Are there any safe plastics which we can use?

  • Although still a lot of work has to be done, there are good signs over the horizon. Today, new plastics have been formed which are made out of organic substances where on breaking, you will find that the molecules of which the plastic are made can be separated easily and they can be reassembled. These new developments are on the horizon and we need to pick them up.
  • It is not yet cost effective. The governments need to provide money and support to push this research forward. When such plastics are produced in large quantities, then they would become cost-effective.
  • Further, by growing algae, one can attempt carbon-sequestration. When algae is processed, we can get biodegradable plastics. These plastics can easily be a substitute for present day plastics. In the long run, this can be made cost effective.

The Way Ahead:

  • We should ourselves not accept food in plastic containers. We should cut down the use of plastics in our day-to-day life.
  •  Law makers need to be exposed to the dangers of plastic.
  •  We need to plunge into a campaign to fight against plastics.

Conclusion:

“Since the problem of plastic was created exclusively by human beings through our indifference, it can be solved by human beings by paying attention to it. Now what we need is a determination to get it done — before it gets us.” – Muhammad Yunus, the 2006 Nobel Peace Prize laureate.

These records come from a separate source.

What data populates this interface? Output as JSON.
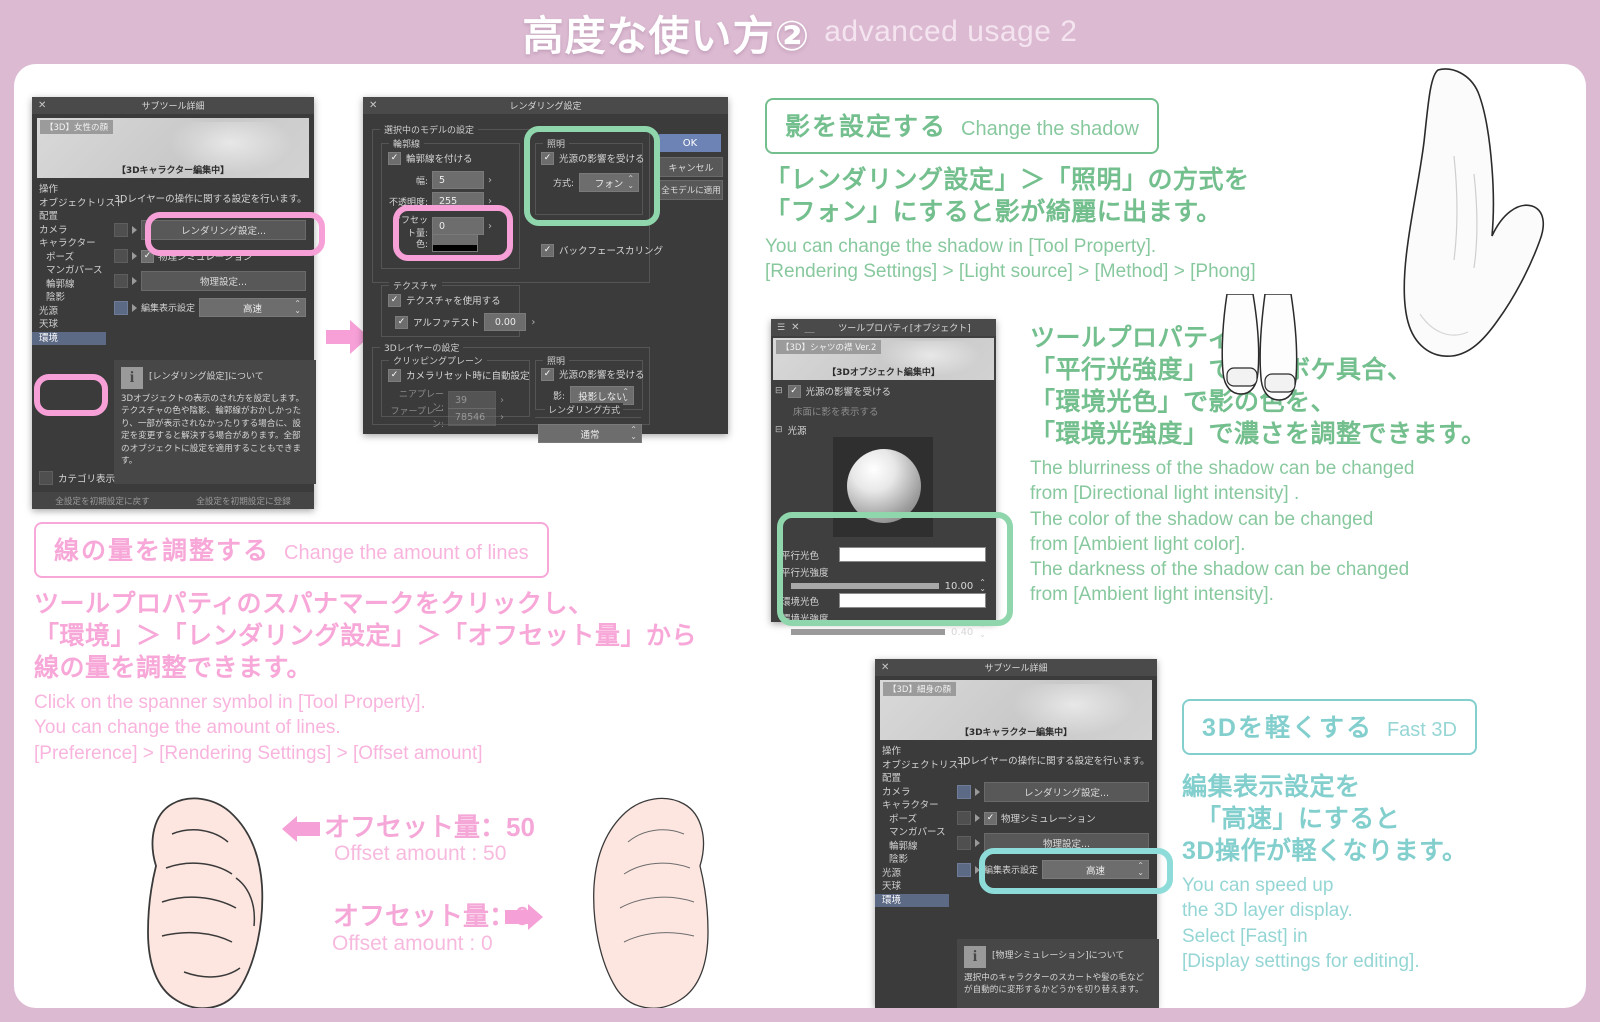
{
  "header": {
    "title_jp": "高度な使い方②",
    "title_en": "advanced usage 2"
  },
  "dialog_subtool_1": {
    "window_title": "サブツール詳細",
    "close_icon": "close-icon",
    "preview_tag": "【3D】女性の顔",
    "preview_caption": "【3Dキャラクター編集中】",
    "categories": [
      "操作",
      "オブジェクトリスト",
      "配置",
      "カメラ",
      "キャラクター",
      "ポーズ",
      "マンガパース",
      "輪郭線",
      "陰影",
      "光源",
      "天球",
      "環境"
    ],
    "selected_category": "環境",
    "description": "3Dレイヤーの操作に関する設定を行います。",
    "render_settings_button": "レンダリング設定...",
    "physics_sim_checkbox": "物理シミュレーション",
    "physics_settings_button": "物理設定...",
    "edit_display_label": "編集表示設定",
    "edit_display_value": "高速",
    "info_title": "[レンダリング設定]について",
    "info_body": "3Dオブジェクトの表示のされ方を設定します。テクスチャの色や陰影、輪郭線がおかしかったり、一部が表示されなかったりする場合に、設定を変更すると解決する場合があります。全部のオブジェクトに設定を適用することもできます。",
    "category_display_checkbox": "カテゴリ表示",
    "footer_reset": "全設定を初期設定に戻す",
    "footer_register": "全設定を初期設定に登録"
  },
  "dialog_rendering": {
    "window_title": "レンダリング設定",
    "close_icon": "close-icon",
    "group_model": "選択中のモデルの設定",
    "group_outline": "輪郭線",
    "outline_checkbox": "輪郭線を付ける",
    "width_label": "幅:",
    "width_value": "5",
    "opacity_label": "不透明度:",
    "opacity_value": "255",
    "offset_label": "オフセット量:",
    "offset_value": "0",
    "color_label": "色:",
    "group_texture": "テクスチャ",
    "texture_checkbox": "テクスチャを使用する",
    "alpha_checkbox": "アルファテスト",
    "alpha_value": "0.00",
    "group_light": "照明",
    "light_checkbox": "光源の影響を受ける",
    "method_label": "方式:",
    "method_value": "フォン",
    "backface_checkbox": "バックフェースカリング",
    "group_3dlayer": "3Dレイヤーの設定",
    "group_clipping": "クリッピングプレーン",
    "auto_clip_checkbox": "カメラリセット時に自動設定",
    "near_label": "ニアプレーン:",
    "near_value": "39",
    "far_label": "ファープレーン:",
    "far_value": "78546",
    "group_light2": "照明",
    "light2_checkbox": "光源の影響を受ける",
    "shadow_label": "影:",
    "shadow_value": "投影しない",
    "group_render_method": "レンダリング方式",
    "render_method_value": "通常",
    "btn_ok": "OK",
    "btn_cancel": "キャンセル",
    "btn_apply_all": "全モデルに適用"
  },
  "callout_shadow": {
    "badge_jp": "影を設定する",
    "badge_en": "Change the shadow",
    "lead_line1": "「レンダリング設定」＞「照明」の方式を",
    "lead_line2": "「フォン」にすると影が綺麗に出ます。",
    "sub_line1": "You can change the shadow in [Tool Property].",
    "sub_line2": "[Rendering Settings] > [Light source] > [Method] > [Phong]",
    "color": "#74bf8e"
  },
  "dialog_toolproperty": {
    "window_title": "ツールプロパティ[オブジェクト]",
    "menu_icon": "hamburger-icon",
    "close_icon": "close-icon",
    "minimize_icon": "minimize-icon",
    "preview_tag": "【3D】シャツの襟 Ver.2",
    "preview_caption": "【3Dオブジェクト編集中】",
    "light_affect_checkbox": "光源の影響を受ける",
    "floor_shadow_label": "床面に影を表示する",
    "light_section": "光源",
    "directional_color_label": "平行光色",
    "directional_intensity_label": "平行光強度",
    "directional_intensity_value": "10.00",
    "ambient_color_label": "環境光色",
    "ambient_intensity_label": "環境光強度",
    "ambient_intensity_value": "0.40"
  },
  "callout_toolprop": {
    "lead_line1": "ツールプロパティ内の",
    "lead_line2": "「平行光強度」で影のボケ具合、",
    "lead_line3": "「環境光色」で影の色を、",
    "lead_line4": "「環境光強度」で濃さを調整できます。",
    "sub_line1": "The blurriness of the shadow can be changed",
    "sub_line2": "from [Directional light intensity] .",
    "sub_line3": "The color of the shadow can be changed",
    "sub_line4": "from [Ambient light color].",
    "sub_line5": "The darkness of the shadow can be changed",
    "sub_line6": "from [Ambient light intensity].",
    "color": "#74bf8e"
  },
  "callout_lines": {
    "badge_jp": "線の量を調整する",
    "badge_en": "Change the amount of lines",
    "lead_line1": "ツールプロパティのスパナマークをクリックし、",
    "lead_line2": "「環境」＞「レンダリング設定」＞「オフセット量」から",
    "lead_line3": "線の量を調整できます。",
    "sub_line1": "Click on the spanner symbol in [Tool Property].",
    "sub_line2": "You can change the amount of lines.",
    "sub_line3": "[Preference] > [Rendering Settings] > [Offset amount]",
    "color": "#f7a8d8"
  },
  "offset_labels": {
    "left_arrow_icon": "arrow-left-icon",
    "right_arrow_icon": "arrow-right-icon",
    "a_jp": "オフセット量：50",
    "a_en": "Offset amount : 50",
    "b_jp": "オフセット量：0",
    "b_en": "Offset amount : 0"
  },
  "dialog_subtool_2": {
    "window_title": "サブツール詳細",
    "close_icon": "close-icon",
    "preview_tag": "【3D】細身の顔",
    "preview_caption": "【3Dキャラクター編集中】",
    "categories": [
      "操作",
      "オブジェクトリスト",
      "配置",
      "カメラ",
      "キャラクター",
      "ポーズ",
      "マンガパース",
      "輪郭線",
      "陰影",
      "光源",
      "天球",
      "環境"
    ],
    "selected_category": "環境",
    "description": "3Dレイヤーの操作に関する設定を行います。",
    "render_settings_button": "レンダリング設定...",
    "physics_sim_checkbox": "物理シミュレーション",
    "physics_settings_button": "物理設定...",
    "edit_display_label": "編集表示設定",
    "edit_display_value": "高速",
    "info_title": "[物理シミュレーション]について",
    "info_body": "選択中のキャラクターのスカートや髪の毛などが自動的に変形するかどうかを切り替えます。"
  },
  "callout_fast3d": {
    "badge_jp": "3Dを軽くする",
    "badge_en": "Fast 3D",
    "lead_line1": "編集表示設定を",
    "lead_line2": "「高速」にすると",
    "lead_line3": "3D操作が軽くなります。",
    "sub_line1": "You can speed up",
    "sub_line2": "the 3D layer display.",
    "sub_line3": "Select [Fast] in",
    "sub_line4": "[Display settings for editing].",
    "color": "#83cfce"
  },
  "theme": {
    "background": "#dcbad2",
    "card": "#ffffff",
    "pink": "#f7a0d8",
    "green": "#8fd6ad",
    "teal": "#8ddcd9"
  }
}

Eco-friendly substitutes (cloth/paper/jute bags, leaves/areca leaf plates, paper straws) should be developed. For this, scientific and financial support (soft loans and subsidies) is required. Charges for plastic bag use and deposit-refund for plastic bottles may be effective options.The Swachh Bharat Mission should emerge as a platform for plastic waste management.

We cannot transform our world into a ‘plastic planet’. What is needed is collective public effort to stop plastic pollution and safeguard our ecosystem and biodiversity.